Allah bize şah damarımızdan daha yakın olduğuna göre Ona yaklaşmayı nasıl anlamamız gerekiyor?

Cevap:
Soruda geçen “yakın” ve “yaklaşma” ifadelerinin mesafe ve mekanla bir ilgisi yoktur. Allah'ın kuluna yakın olması, onun her türlü ihtiyaçlarını bizzat görmesi, bütün hücrelerinde her türlü icraatı kudret ve ilmiyle yapması, ona kendi nefsinden daha merhametli olması gibi manalar taşır. Kulun Allah'a yaklaşması ise onun razı olduğu bir kul olma vadisinde attığı adımlarla ilgidir. İmanındaki inkişaf, ilmindeki terakki, amelindeki ihlas onu Allah'a yakınlaştıran vasıtalardır.

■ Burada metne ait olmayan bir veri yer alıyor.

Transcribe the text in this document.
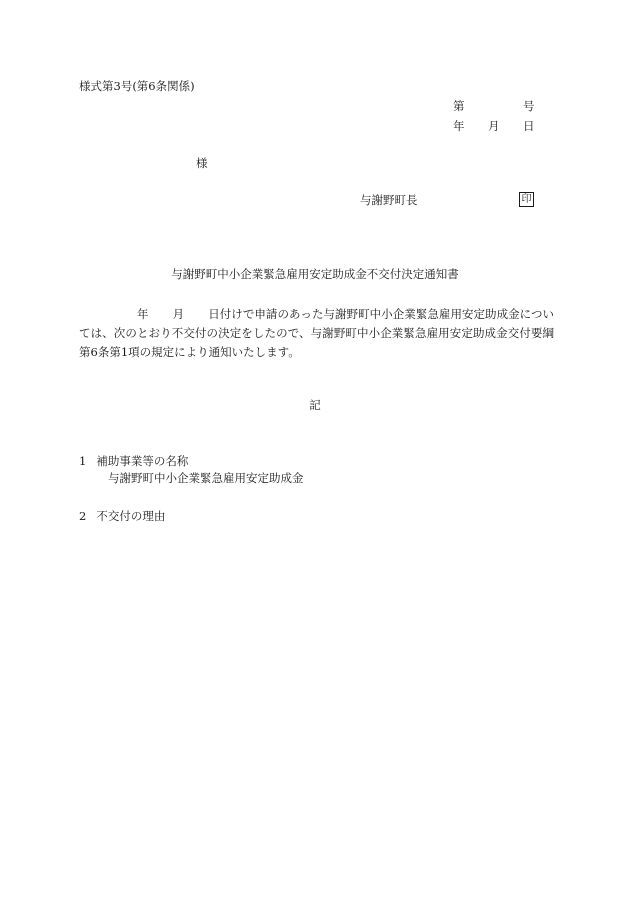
様式第3号(第6条関係)
第	号
年 月 日
様
与謝野町長	印
与謝野町中小企業緊急雇用安定助成金不交付決定通知書
年 月 日付けで申請のあった与謝野町中小企業緊急雇用安定助成金については、次のとおり不交付の決定をしたので、与謝野町中小企業緊急雇用安定助成金交付要綱第6条第1項の規定により通知いたします。
記
1 補助事業等の名称
与謝野町中小企業緊急雇用安定助成金
2 不交付の理由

Uzak, yakın, geçmiş, gelecek gibi ifadeler zaman ve mekanla ilgilidir. Maddi olan ve bir mekanda yer tutan varlıklar birbirlerine göre yakında veya uzakta bulunurlar. Maddeden ve mekandan münezzeh olan Allah, mekanın her yerindeki mahlukatına onların nefislerinden daha yakındır. Keza, zamandan münezzeh olan Allah, zaman nehrinde akıttığı her bir varlığa onun nefsinden daha yakındır.

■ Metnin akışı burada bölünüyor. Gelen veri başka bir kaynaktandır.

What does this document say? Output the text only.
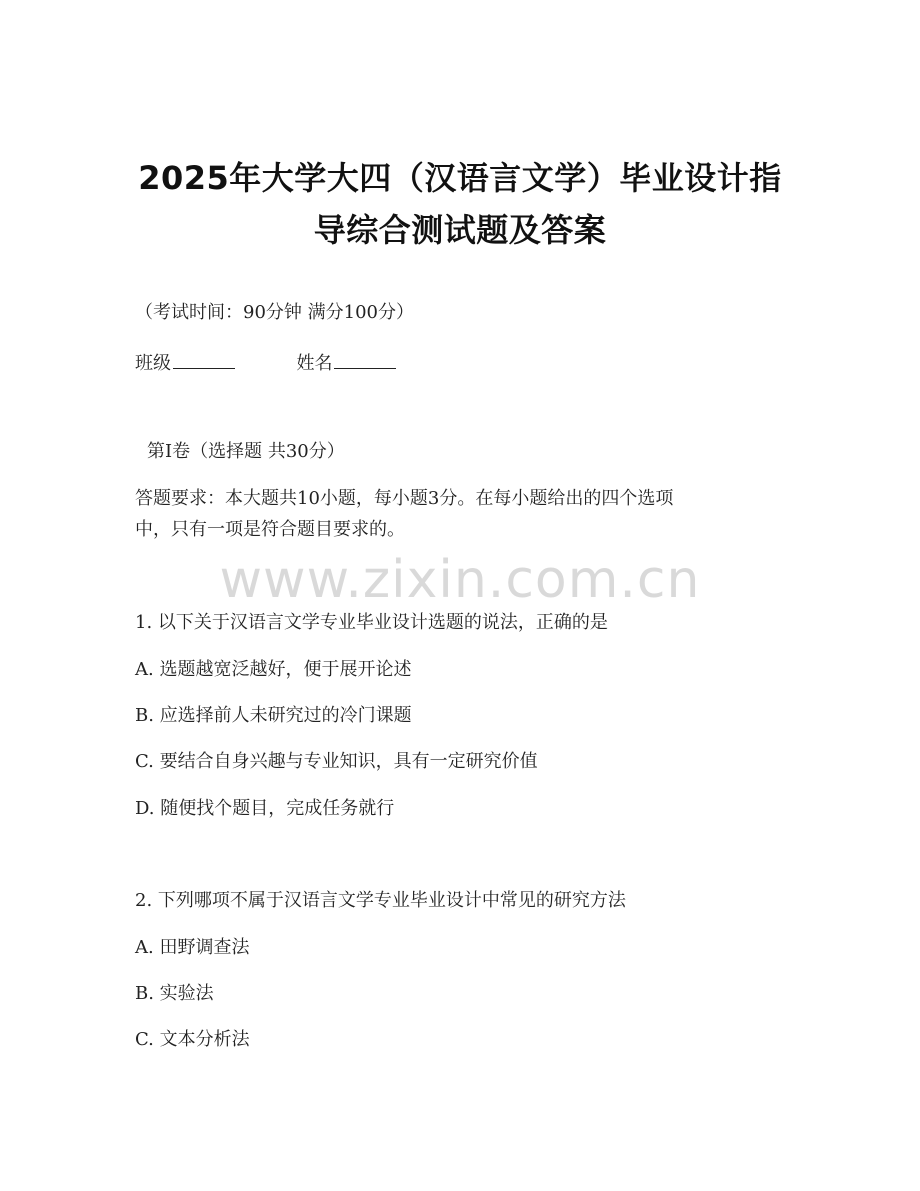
2025年大学大四（汉语言文学）毕业设计指
导综合测试题及答案
（考试时间：90分钟 满分100分）
班级	姓名
第I卷（选择题 共30分）
答题要求：本大题共10小题，每小题3分。在每小题给出的四个选项
中，只有一项是符合题目要求的。
www.zixin.com.cn
1. 以下关于汉语言文学专业毕业设计选题的说法，正确的是
A. 选题越宽泛越好，便于展开论述
B. 应选择前人未研究过的冷门课题
C. 要结合自身兴趣与专业知识，具有一定研究价值
D. 随便找个题目，完成任务就行
2. 下列哪项不属于汉语言文学专业毕业设计中常见的研究方法
A. 田野调查法
B. 实验法
C. 文本分析法
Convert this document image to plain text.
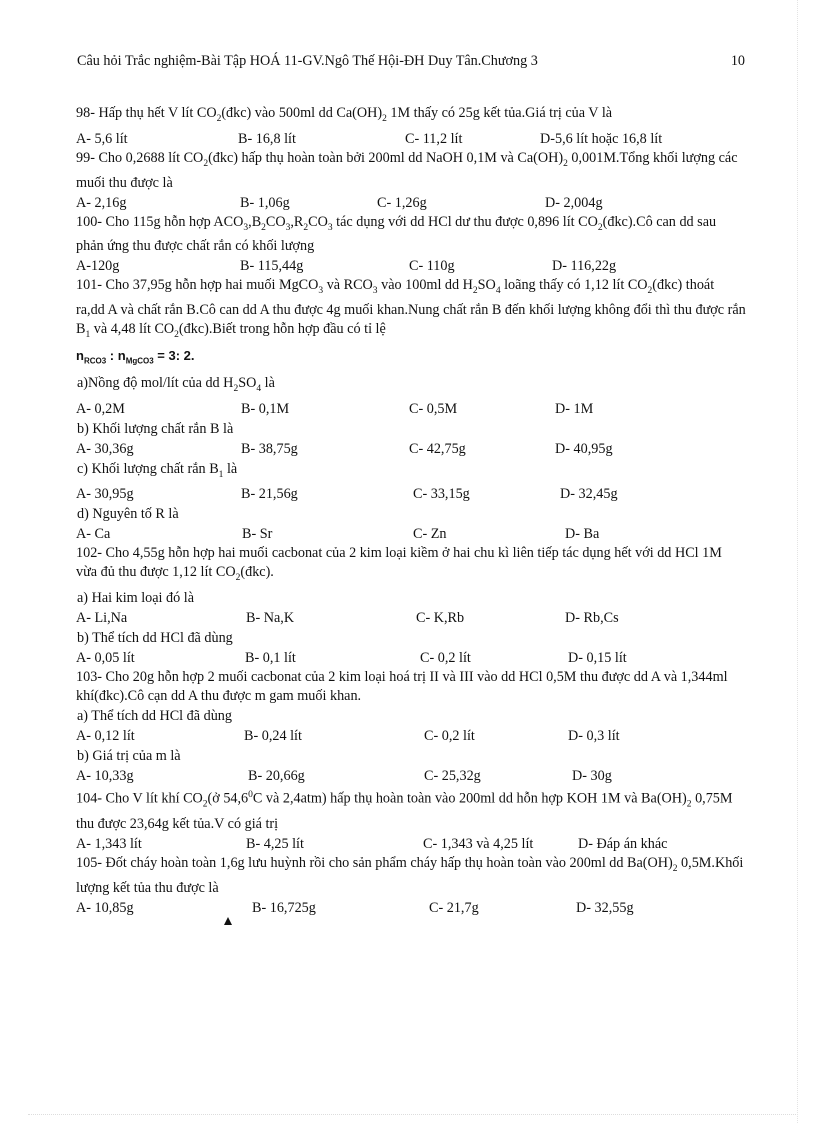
Câu hỏi Trắc nghiệm-Bài Tập HOÁ 11-GV.Ngô Thế Hội-ĐH Duy Tân.Chương 3	10
98- Hấp thụ hết V lít $CO_2(đkc)$ vào 500ml dd $Ca(OH)_2$ 1M thấy có 25g kết tủa.Giá trị của V là
A- 5,6 lít	B- 16,8 lít	C- 11,2 lít	D-5,6 lít hoặc 16,8 lít
99- Cho 0,2688 lít $CO_2(đkc)$ hấp thụ hoàn toàn bởi 200ml dd NaOH 0,1M và $Ca(OH)_2$ 0,001M.Tổng khối lượng các muối thu được là
A- 2,16g	B- 1,06g	C- 1,26g	D- 2,004g
100- Cho 115g hỗn hợp $ACO_3,B_2CO_3,R_2CO_3$ tác dụng với dd HCl dư thu được 0,896 lít $CO_2(đkc).Cô$ can dd sau phản ứng thu được chất rắn có khối lượng
A-120g	B- 115,44g	C- 110g	D- 116,22g
101- Cho 37,95g hỗn hợp hai muối MgCO$_3$ và $RCO_3$ vào 100ml dd $H_2SO_4$ loãng thấy có 1,12 lít $CO_2(đkc)$ thoát ra,dd A và chất rắn B.Cô can dd A thu được 4g muối khan.Nung chất rắn B đến khối lượng không đổi thì thu được rắn $B_1$ và 4,48 lít $CO_2(đkc).Biết$ trong hỗn hợp đầu có tỉ lệ
$n_{RCO3}$ : $n_{MgCO3} = 3$: 2.
a)Nồng độ mol/lít của dd $H_2SO_4$ là
A- 0,2M	B- 0,1M	C- 0,5M	D- 1M
b) Khối lượng chất rắn B là
A- 30,36g	B- 38,75g	C- 42,75g	D- 40,95g
c) Khối lượng chất rắn $B_1$ là
A- 30,95g	B- 21,56g	C- 33,15g	D- 32,45g
d) Nguyên tố R là
A- Ca	B- Sr	C- Zn	D- Ba
102- Cho 4,55g hỗn hợp hai muối cacbonat của 2 kim loại kiềm ở hai chu kì liên tiếp tác dụng hết với dd HCl 1M vừa đủ thu được 1,12 lít $CO_2(đkc)$.
a) Hai kim loại đó là
A- Li,Na	B- Na,K	C- K,Rb	D- Rb,Cs
b) Thể tích dd HCl đã dùng
A- 0,05 lít	B- 0,1 lít	C- 0,2 lít	D- 0,15 lít
103- Cho 20g hỗn hợp 2 muối cacbonat của 2 kim loại hoá trị II và III vào dd HCl 0,5M thu được dd A và 1,344ml khí(đkc).Cô cạn dd A thu được m gam muối khan.
a) Thể tích dd HCl đã dùng
A- 0,12 lít	B- 0,24 lít	C- 0,2 lít	D- 0,3 lít
b) Giá trị của m là
A- 10,33g	B- 20,66g	C- 25,32g	D- 30g
104- Cho V lít khí $CO_2(ở$ 54,6$^0$C và 2,4atm) hấp thụ hoàn toàn vào 200ml dd hỗn hợp KOH 1M và $Ba(OH)_2$ 0,75M thu được 23,64g kết tủa.V có giá trị
A- 1,343 lít	B- 4,25 lít	C- 1,343 và 4,25 lít	D- Đáp án khác
105- Đốt cháy hoàn toàn 1,6g lưu huỳnh rồi cho sản phẩm cháy hấp thụ hoàn toàn vào 200ml dd $Ba(OH)_2$ 0,5M.Khối lượng kết tủa thu được là
A- 10,85g	B- 16,725g	C- 21,7g	D- 32,55g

Allah'ın, mahlukatına yakınlığı ve mahlukatın ondan uzaklığı zaman ve mekan ölçüleriyle izah edilemez.

Bir misal: Siz okuduğunuz kitaba ondan daha yakınsınızdır; o kendisinde nelerin yazıldığını bilmez, siz bilirsiniz... Ve kitap sizden çok uzaktır, yani sizi anlamanın, tanımanın, seyretmenin çok gerilerindedir.

Kitabın ilk sayfasındaki bir kelime ikinci sayfadakine yakındır, onuncu sayfadakine ise uzaktır. Ama onları yazan ve bilen müellif, bunların hepsine aynı derecede, aynı seviyede ve aynı ölçüde yakındır. Hepsi, onun ilminde birlikte bulunurlar.

Yakınlık ve uzaklığın bir başka cihetini bize ders veren bir hadis-i kutsi: “Kulum bana nafilelerle yaklaşır...” Yakınlaşmanın manevi olduğunu, kalbi ve ruhi olduğunu bu kutsi hadis ders veriyor bize... Nafile; farz ve vacipleri işledikten sonra kulun rabbine daha fazla yakınlaşmak, kalbini ulvi feyizlere daha ziyade açmak ve ömrünü rıza yolunda daha verimli harcamak niyetiyle yaptığı ibadetler, tefekkürler, ilticalar, şükürlerdir.

Böyle bir kul, Rabbine yaklaşma konusunda her gün biraz daha mesafe kat eder... Kat ettiği bu mesafeler de manevidir, rabbine yaklaşması da...

Büyük bir alim düşünelim. Bu zatın öğrencilerinin hepsi aynı mekanda bulunsunlar ve sıra ile ondan ders alsınlar. İlme henüz başlamış bir talebe, onun huzurunda oturup dersini aldığı zaman, o yakınlık içinde bir uzaklık vardır. çünkü o genç adam, o büyük imamı, o dahi alimi anlamanın çok ötelerindedir. İlmi ilerledikçe hocasına daha çok yaklaşacak ve ona olan hürmeti, takdiri, hayreti gittikçe artacaktır...

Tahsilinin her safhasında, hocası o talebeye yakındır, onu yetiştirmekte, ilerletmektedir... Burada uzaklık hoca için değil, talebe için söz konusudur. Kamil bir veliye mürit olmuş noksan bir insan da öyledir... Manen terakki ettikçe onun ruh dünyasından, gönül aleminden daha fazla istifade edecektir. O büyük veli ise, o müridini manevi terakkisinin her basamağında takip etmekle ona daima yakındır. Uzaklık mürşit için değil, mürit içindir.

Misallerden hakikate geçelim: Allah, kulunun madde ve mana alemini daima terbiye etmekle, o kuluna onun nefsinden daha yakındır. Kul ise ancak belli sınırlar arasında iş görebilen noksan sıfatlarıyla, bütün sıfatları sonsuz olan Allah'ı hakkıyla anlamaktan çok uzak.